Sure it is. However, that says nothing of its likelihood. While it is a fair (even necessary) inference of May’s announced position to date that control of EU migration is a “red line” and that the EU would never accept such a demand from any member of the Single Market, it is significant that she would not explicitly state this – despite numerous invitations from Sky’s Sophy Ridge to do just that.

I tend to agree with David Allen Green here; the reason May is reticent in formally declaring willingness to sacrifice Single Market membership is that it is simply not in her gift to make that call (absent not triggering Article 50). Rather, as with most of the key decisions during the negotiations, it is solely a matter of EU discretion. Yet soon it could be incumbent on parliament to vote on whether or not to trigger Article 50 and this question could get asked again…and again…and again.

I don’t think it unhelpful that such pressure be applied in order for there to be proper scrutiny of the process and I think it speaks to the importance of the legal case currently in front of the Supreme Court. The key here is likely not to be the end point of repatriating powers over migration or removing EUCJ oversight, but the route taken to get there. As we have learned from IMF programmes of recent years, the most important thing for major economic adjustments is not only to have the right goals but to ensure that the timing of reforms (be they regulatory, legal or economic) is done in a way that avoids damaging the underlying economy as far as possible.

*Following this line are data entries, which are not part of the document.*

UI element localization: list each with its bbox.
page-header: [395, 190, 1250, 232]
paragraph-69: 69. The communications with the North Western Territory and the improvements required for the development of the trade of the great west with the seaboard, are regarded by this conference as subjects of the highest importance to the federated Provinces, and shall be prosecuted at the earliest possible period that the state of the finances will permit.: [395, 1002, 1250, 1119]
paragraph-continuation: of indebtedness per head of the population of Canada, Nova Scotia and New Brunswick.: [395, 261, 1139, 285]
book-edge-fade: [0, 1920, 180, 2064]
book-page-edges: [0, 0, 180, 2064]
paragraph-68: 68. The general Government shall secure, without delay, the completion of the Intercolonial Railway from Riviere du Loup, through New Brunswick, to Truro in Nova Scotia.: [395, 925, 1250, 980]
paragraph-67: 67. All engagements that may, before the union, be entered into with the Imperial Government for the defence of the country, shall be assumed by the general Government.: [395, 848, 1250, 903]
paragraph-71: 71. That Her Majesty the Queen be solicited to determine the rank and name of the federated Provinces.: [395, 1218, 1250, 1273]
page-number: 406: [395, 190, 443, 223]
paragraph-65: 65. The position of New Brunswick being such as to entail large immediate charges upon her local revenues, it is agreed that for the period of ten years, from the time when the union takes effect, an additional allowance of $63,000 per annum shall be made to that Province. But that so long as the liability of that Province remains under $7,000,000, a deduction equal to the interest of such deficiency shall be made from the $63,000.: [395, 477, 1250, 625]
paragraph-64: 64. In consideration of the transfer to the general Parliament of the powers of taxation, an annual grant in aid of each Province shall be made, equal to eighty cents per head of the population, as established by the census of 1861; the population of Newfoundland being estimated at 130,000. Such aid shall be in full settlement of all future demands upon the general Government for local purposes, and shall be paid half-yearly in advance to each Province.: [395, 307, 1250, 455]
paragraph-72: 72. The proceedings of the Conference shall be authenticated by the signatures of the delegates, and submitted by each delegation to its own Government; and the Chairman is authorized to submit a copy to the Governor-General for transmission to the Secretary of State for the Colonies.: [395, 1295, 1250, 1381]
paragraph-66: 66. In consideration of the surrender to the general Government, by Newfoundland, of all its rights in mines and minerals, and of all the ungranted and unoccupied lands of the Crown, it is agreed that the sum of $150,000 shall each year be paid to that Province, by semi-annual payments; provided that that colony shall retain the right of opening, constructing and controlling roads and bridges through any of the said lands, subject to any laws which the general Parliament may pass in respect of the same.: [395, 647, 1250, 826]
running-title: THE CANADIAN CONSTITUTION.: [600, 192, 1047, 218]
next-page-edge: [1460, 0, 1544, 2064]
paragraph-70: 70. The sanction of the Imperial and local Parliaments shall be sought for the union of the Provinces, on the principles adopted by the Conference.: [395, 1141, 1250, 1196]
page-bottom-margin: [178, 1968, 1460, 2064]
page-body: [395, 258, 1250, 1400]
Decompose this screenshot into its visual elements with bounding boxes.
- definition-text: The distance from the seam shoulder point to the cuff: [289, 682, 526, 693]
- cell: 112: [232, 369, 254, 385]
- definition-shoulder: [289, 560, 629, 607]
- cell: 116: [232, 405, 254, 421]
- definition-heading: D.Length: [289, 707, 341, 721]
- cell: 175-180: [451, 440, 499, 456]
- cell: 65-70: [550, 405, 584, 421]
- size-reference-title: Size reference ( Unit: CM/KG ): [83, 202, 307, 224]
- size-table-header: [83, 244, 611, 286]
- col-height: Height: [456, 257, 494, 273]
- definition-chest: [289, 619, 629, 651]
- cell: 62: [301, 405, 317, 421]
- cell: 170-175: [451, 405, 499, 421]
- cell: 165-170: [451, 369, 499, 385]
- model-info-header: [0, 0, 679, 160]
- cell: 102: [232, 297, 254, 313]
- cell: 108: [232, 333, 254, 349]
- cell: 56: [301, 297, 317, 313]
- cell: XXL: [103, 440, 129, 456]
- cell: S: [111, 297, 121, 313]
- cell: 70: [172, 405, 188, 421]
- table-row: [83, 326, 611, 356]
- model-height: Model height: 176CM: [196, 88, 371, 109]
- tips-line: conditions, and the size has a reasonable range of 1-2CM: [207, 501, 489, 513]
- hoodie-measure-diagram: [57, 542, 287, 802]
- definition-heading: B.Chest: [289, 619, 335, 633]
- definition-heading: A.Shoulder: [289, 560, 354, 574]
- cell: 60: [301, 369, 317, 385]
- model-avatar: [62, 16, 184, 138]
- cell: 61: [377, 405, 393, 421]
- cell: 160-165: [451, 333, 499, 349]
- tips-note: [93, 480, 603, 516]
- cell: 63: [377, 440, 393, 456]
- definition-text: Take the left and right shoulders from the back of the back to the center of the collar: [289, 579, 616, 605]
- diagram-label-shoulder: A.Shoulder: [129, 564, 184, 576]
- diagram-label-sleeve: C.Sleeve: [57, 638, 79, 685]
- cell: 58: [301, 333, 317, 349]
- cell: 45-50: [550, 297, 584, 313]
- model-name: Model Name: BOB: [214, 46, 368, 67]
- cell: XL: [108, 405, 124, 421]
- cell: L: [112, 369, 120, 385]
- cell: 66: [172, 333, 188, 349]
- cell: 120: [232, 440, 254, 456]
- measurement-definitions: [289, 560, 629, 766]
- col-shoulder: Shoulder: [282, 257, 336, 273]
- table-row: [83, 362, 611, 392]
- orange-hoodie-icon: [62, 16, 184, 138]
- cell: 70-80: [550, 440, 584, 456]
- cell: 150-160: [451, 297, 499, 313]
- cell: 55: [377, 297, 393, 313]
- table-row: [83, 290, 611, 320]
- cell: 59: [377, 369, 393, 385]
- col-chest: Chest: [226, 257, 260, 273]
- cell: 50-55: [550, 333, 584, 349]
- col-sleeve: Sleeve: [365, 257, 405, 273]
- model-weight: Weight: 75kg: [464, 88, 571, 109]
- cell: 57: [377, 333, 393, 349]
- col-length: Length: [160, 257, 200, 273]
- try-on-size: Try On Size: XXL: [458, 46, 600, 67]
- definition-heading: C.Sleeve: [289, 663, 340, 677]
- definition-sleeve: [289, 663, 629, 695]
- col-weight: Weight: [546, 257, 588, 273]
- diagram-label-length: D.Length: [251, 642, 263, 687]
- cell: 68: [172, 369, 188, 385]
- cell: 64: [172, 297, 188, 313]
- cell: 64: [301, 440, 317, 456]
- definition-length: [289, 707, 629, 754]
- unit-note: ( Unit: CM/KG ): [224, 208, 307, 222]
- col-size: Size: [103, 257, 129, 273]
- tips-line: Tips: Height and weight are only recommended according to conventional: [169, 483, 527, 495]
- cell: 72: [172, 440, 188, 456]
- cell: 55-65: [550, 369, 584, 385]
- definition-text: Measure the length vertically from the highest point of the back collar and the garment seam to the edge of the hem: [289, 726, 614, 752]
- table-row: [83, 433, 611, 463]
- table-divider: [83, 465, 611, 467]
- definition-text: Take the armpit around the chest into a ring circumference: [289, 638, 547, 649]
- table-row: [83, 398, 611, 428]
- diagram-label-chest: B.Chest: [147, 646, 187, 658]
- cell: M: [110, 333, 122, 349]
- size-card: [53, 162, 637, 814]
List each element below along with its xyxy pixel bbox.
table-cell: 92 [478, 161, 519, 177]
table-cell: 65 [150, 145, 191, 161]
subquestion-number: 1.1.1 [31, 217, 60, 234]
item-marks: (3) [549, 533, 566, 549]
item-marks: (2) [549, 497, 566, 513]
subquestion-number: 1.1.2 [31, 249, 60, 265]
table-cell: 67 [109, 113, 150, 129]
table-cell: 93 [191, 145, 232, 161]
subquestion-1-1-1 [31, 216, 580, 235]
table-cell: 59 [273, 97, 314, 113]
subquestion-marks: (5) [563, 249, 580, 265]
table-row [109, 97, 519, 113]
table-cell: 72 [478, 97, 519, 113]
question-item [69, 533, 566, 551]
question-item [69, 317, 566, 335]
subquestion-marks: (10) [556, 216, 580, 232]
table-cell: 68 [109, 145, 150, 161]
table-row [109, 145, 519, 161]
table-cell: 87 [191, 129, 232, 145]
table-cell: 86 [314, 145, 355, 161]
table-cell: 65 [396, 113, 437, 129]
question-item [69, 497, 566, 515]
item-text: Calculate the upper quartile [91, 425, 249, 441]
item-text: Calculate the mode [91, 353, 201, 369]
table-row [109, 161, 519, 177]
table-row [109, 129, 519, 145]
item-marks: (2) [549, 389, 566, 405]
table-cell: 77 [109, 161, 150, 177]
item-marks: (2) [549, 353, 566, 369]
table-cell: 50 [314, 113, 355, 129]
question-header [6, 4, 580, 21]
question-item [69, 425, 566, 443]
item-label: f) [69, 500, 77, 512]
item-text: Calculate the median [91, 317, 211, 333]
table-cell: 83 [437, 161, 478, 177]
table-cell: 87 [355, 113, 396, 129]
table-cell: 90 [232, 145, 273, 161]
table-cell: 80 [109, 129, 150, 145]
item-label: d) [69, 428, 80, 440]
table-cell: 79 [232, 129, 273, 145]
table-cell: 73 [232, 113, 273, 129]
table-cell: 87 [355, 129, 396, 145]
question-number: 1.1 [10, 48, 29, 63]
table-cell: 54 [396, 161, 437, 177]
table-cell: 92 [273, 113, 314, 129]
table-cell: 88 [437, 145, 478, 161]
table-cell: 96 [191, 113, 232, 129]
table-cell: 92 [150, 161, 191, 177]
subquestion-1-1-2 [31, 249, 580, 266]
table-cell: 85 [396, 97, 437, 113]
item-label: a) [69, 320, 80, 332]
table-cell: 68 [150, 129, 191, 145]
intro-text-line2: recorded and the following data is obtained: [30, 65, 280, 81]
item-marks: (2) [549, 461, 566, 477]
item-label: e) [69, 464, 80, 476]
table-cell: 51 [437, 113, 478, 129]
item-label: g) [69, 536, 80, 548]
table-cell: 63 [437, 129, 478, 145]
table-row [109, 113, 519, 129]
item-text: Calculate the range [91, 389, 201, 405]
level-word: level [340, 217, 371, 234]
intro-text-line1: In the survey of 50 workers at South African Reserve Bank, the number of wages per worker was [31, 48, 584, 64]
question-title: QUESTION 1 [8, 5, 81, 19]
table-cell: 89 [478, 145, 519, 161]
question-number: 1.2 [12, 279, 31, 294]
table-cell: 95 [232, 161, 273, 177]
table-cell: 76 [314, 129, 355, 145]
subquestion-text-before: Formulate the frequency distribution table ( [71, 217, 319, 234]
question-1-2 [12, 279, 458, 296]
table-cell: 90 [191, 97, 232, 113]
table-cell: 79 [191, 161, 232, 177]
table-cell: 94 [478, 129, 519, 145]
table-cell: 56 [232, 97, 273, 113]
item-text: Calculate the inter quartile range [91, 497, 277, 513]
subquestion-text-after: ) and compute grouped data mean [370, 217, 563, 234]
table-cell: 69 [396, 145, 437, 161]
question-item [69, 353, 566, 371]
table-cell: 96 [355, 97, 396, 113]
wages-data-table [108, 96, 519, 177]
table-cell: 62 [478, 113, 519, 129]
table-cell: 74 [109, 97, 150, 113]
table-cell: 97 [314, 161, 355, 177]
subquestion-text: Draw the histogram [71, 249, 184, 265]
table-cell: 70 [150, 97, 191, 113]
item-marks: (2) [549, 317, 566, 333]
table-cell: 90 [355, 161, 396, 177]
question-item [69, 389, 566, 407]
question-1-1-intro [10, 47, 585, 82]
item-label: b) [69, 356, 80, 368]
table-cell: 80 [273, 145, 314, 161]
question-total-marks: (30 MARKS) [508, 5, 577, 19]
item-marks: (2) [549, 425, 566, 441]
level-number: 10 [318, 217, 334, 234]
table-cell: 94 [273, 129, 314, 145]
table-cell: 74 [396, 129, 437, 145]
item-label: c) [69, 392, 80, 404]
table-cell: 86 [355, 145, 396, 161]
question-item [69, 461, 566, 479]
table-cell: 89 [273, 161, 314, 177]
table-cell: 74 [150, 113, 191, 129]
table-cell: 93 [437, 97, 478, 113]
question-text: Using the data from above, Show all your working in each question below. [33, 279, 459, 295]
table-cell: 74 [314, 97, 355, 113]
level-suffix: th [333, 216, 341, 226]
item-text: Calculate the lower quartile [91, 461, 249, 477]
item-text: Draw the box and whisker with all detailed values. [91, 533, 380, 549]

After the end of March the Prime Minister will inevitably turn her attention away from her domestic audience and towards Brussels, where Sir Tim Barrow is highly unlikely to find his negotiating partners any more generous or the government’s approach any less “muddled” than his predecessor. If, at that point, the best May can offer is “Brexit means Brexit” then I’d suggest the UK is in for a bumpy landing indeed - and all of those who vote in favour of whatever plan is ultimately presented to parliament will be implicated in the result as much as the executive.